The market has grown to a value of £5.29bn in 2010, which is a 3.6% rise on 2009 and shows growth of 17.6% over Key Note’s review period, which began in 2006. Prior to this, sales of frozen foods had been falling, with the freezer aisles in supermarkets gradually seeing less and less traffic.

However, thanks to tough economic times, frozen is back in fashion due to it being cheaper than its fresh and chilled counterparts and the fact that it offers a low-waste option for consumers suffering in the current economic situation.

Though part of the growth can be attributed to the rising cost of food-price inflation, which grew at the fastest level for almost two years in the year ending May 2011, volume sales across nearly all sectors are on the up.

Showing particularly strong growth in 2009 and 2010 was the frozen pizzas category, turned to as a convenient option due to its long storage time in a home freezer and also as a cheaper alternative to take-away and restaurant pizzas during a period where consumer expenditure on restaurants was falling.

Also showing strong growth in the face of the recession was the frozen fruit and vegetables category, which has been working hard of late to shed its image of being ‘unhealthy’ and ‘dated’ and re-educating consumers regarding the quality and benefits of the product, even extrapolating that frozen is better than fresh in terms of fruit and vegetables because its nature means that it is frozen quickly after picking and therefore has had its nutrients ‘locked in’.

The frozen ready meals sector has fallen victim to deep discounting and has been overrun with promotional activity, which has forced down the price of the sector even as volume sales grow, thanks to deals such as ‘buy-one-get-one-free’.

However, a convenience sector that has seen growth is that of frozen cakes and desserts; although this sector has not increased massively up to 2010, it has been rising in value thanks to the growing popularity of frozen desserts as a quick and easy option for family eating or for formal dinner situations over homemade items.

For the future, Key Note is predicting growth in the market until at least 2015, when the market will reach £6.04bn thanks to the two-pronged effects of both food-price inflation and an increasing consumer base brought about by a struggling economy.

With innovations to improve the taste and appearance of frozen foods being such a main part of this sector and likely to continue to be so in the future, the aim of the industry appears to be that, once consumers have been enticed in due to financial pressures, they may stay due to the new ideas and approaches that the sector has offered of late.

Consumer education is another weapon in the industry’s arsenal — in the future, companies are likely to continue the rush of information that they dish out to consumers in order to better inform them about the sector and about facts such as frozen foods being considered as good as fresh.

This is necessary; an exclusive survey commissioned by Key Note from NEMS Market Research asked 1,000 adults aged 16 and over a selection of questions to determine their beliefs with regards to frozen foods — though 83.6% of the respondents were aware that frozen fruit and vegetables counted as one of their five portions per day, over a third believed that frozen fruit and vegetables, frozen meats and frozen fish were less healthy than their fresh counterparts.

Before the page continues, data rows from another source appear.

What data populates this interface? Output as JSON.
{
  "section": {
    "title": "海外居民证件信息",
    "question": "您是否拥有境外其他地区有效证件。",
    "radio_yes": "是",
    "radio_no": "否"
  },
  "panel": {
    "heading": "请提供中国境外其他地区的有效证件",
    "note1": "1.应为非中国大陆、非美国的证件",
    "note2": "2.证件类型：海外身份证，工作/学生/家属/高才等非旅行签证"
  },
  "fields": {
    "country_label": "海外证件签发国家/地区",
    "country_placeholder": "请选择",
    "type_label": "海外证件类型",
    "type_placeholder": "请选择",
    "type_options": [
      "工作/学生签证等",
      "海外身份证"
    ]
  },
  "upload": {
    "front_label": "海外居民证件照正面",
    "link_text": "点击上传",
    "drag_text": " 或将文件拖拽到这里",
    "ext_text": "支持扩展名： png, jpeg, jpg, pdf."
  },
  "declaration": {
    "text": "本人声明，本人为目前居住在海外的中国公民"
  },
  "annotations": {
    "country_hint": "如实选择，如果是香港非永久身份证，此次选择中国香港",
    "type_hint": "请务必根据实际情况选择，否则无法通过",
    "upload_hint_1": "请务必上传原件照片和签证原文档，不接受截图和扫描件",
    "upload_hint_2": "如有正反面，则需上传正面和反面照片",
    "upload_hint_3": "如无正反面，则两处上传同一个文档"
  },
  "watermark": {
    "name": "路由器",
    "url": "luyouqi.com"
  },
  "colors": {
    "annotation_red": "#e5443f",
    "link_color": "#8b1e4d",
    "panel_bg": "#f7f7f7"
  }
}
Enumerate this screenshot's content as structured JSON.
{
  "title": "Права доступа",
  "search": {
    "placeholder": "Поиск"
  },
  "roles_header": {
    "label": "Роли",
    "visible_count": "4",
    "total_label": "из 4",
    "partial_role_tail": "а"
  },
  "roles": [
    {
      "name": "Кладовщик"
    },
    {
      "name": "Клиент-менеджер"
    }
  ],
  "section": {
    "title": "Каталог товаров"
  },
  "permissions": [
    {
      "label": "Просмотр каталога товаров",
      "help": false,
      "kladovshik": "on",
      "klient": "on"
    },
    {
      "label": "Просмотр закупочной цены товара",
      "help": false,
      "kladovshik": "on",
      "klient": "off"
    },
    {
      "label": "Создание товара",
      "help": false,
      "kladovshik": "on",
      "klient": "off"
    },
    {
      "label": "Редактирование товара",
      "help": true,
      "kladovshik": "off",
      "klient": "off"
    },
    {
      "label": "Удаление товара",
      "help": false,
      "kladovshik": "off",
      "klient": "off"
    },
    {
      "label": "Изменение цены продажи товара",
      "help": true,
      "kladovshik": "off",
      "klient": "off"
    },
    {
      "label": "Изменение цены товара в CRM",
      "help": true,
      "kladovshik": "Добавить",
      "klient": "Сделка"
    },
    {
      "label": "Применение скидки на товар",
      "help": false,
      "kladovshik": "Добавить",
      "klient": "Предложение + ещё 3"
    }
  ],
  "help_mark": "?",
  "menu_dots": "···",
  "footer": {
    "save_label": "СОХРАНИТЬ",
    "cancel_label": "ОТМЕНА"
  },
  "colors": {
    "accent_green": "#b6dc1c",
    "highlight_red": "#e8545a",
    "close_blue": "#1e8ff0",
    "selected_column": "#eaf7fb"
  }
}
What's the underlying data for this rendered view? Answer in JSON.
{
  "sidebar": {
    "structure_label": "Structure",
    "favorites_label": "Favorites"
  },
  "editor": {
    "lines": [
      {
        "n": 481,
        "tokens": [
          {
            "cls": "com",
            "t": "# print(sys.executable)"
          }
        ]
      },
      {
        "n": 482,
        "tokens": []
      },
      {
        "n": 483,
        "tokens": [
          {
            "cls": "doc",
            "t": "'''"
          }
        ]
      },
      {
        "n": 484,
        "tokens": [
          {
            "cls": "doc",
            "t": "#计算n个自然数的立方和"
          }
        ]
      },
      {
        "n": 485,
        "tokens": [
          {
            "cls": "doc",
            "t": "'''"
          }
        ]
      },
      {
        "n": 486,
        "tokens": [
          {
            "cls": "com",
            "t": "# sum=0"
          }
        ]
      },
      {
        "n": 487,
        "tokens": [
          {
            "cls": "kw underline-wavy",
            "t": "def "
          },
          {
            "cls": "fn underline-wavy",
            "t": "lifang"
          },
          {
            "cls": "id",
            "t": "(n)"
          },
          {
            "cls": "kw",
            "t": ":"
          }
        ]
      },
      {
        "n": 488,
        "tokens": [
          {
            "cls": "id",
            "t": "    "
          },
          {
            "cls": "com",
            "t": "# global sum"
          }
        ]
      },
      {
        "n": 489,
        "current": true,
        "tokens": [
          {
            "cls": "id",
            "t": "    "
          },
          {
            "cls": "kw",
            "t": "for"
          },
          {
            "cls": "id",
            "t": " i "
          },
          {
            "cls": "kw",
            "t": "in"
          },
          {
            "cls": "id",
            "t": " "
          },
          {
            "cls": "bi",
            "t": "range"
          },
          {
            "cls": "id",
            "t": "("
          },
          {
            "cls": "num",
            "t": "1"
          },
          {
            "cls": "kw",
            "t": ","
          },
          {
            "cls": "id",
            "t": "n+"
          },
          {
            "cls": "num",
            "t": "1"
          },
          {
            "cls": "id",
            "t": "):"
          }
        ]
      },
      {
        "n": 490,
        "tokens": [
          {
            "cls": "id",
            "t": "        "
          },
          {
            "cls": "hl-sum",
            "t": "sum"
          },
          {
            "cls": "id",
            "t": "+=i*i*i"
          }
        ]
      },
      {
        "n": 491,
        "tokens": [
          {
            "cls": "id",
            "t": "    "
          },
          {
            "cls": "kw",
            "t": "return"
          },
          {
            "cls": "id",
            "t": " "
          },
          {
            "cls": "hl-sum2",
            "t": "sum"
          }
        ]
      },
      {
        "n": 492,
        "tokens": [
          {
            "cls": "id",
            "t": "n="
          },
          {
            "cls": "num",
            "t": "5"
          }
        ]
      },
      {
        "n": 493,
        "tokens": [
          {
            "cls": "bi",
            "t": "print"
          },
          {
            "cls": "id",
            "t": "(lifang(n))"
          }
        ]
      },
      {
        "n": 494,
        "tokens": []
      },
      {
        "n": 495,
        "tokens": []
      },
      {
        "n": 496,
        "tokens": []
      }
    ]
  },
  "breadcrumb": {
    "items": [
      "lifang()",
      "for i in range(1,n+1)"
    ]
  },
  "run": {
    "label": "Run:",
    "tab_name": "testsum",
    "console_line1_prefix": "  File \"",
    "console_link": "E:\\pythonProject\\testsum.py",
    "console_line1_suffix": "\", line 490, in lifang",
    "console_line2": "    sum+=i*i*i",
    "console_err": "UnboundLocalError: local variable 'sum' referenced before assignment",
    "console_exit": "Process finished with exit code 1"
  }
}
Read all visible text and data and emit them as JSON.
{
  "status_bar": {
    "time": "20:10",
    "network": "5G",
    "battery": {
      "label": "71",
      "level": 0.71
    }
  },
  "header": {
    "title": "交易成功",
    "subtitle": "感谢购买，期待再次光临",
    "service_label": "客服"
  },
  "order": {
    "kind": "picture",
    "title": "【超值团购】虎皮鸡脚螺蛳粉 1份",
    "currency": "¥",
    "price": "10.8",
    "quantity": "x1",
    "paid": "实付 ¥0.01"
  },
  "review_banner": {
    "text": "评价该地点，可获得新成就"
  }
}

Worryingly for the industry, nearly three-quarters of those asked believed that fresh food still tasted better than frozen despite improvements over the years, which will give the industry something to consider in the future.

Further trends for the future will be dominated by food-price inflation and rising prices, thanks to increases in commodity prices and a rising population around the world putting pressure on food supplies.

The revival of the frozen sector may not be rapid due to the economy beginning its slow climb to recovery, but this will not be enough to force the sector back into a decline and record market lows akin to those seen at the beginning of the last decade.

Educating the consumer will be a key strategy for the industry; survival at its current volume rate will hinge largely on the way in which companies promote their wares to consumers in the months and years to come.